If it's any consolation, New Jersey officials are not yet planning to raise the tax again next year.
"The sentiment from legislators is that this is about it," said Micah Rasmussen, a spokesman for Gov. McGreevey.
Rasmussen said lawmakers also targeted cigarettes because of the high health-care costs that smoking is believed to generate. Figuring into the equation are efforts to keep teenagers from taking up the habit.
But officials do not deny that it is hard to resist the easy money that cigarette taxes offer.
"The revenue is definitely a consideration," Rasmussen said. "But if the state failed to collect enough revenue due to people quitting, that's a shortfall we'd be happy to deal with."
Dale Florio of Princeton Public Affairs, a New Jersey lobbyist for cigarette conglomerate Philip Morris, convenience stores and wholesale marketers, said there was no proof that higher taxes made smokers quit.

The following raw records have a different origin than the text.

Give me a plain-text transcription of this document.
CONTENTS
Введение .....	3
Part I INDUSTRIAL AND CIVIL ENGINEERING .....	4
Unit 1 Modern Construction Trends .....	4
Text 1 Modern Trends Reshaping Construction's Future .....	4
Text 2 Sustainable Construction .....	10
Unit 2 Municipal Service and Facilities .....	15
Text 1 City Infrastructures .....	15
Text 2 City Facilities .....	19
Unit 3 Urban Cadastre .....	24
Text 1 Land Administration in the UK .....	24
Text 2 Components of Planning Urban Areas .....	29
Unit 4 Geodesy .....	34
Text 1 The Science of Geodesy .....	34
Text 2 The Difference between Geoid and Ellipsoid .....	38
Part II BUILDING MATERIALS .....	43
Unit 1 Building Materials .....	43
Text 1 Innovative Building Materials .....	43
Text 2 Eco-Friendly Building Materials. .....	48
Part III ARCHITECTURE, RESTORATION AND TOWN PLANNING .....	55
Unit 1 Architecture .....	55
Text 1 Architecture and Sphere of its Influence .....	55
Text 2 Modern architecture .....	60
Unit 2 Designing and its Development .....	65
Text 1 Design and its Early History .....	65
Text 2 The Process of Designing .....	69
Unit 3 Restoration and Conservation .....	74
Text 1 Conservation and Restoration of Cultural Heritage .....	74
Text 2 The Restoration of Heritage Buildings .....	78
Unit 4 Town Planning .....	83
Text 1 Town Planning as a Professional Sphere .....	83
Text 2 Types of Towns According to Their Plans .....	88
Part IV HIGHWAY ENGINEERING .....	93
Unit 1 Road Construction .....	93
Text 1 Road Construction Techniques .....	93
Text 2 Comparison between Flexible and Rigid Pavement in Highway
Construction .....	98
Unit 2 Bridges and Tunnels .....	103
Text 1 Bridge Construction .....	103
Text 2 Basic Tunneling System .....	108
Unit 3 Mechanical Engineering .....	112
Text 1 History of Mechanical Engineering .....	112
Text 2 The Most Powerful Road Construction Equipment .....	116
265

"The zealots like to think consumption goes down" when taxes rise, but the result has been a "fairly level" rate of cigarette sales, Florio said.
He said New Jersey's higher taxes would send smokers to bordering states or the Internet, where packs can be bought for less. Florio said that hurt business for convenience stores in New Jersey.
Jennifer Golisch, a spokeswoman for Philip Morris, said New Jersey also might see a rise in police costs as law enforcement dealt with the smuggling of cheaper cigarettes into the state.
Obviously opposed to the tax increase are the cigarette companies, which said New Jersey plugged holes in the budget by unfairly targeting the 21 percent of people in the state who smoke.
"We see that as tax profiling," said John Singleton, director of public affairs for R.J. Reynolds.
"When you do that, you are clearly picking on 21 percent of the population when the budget problem was statewide."
Singleton also said the tax hurt those in lower income brackets: His company's research indicates that median income for New Jersey smokers is about $44,000, compared with about $53,000 for nonsmokers.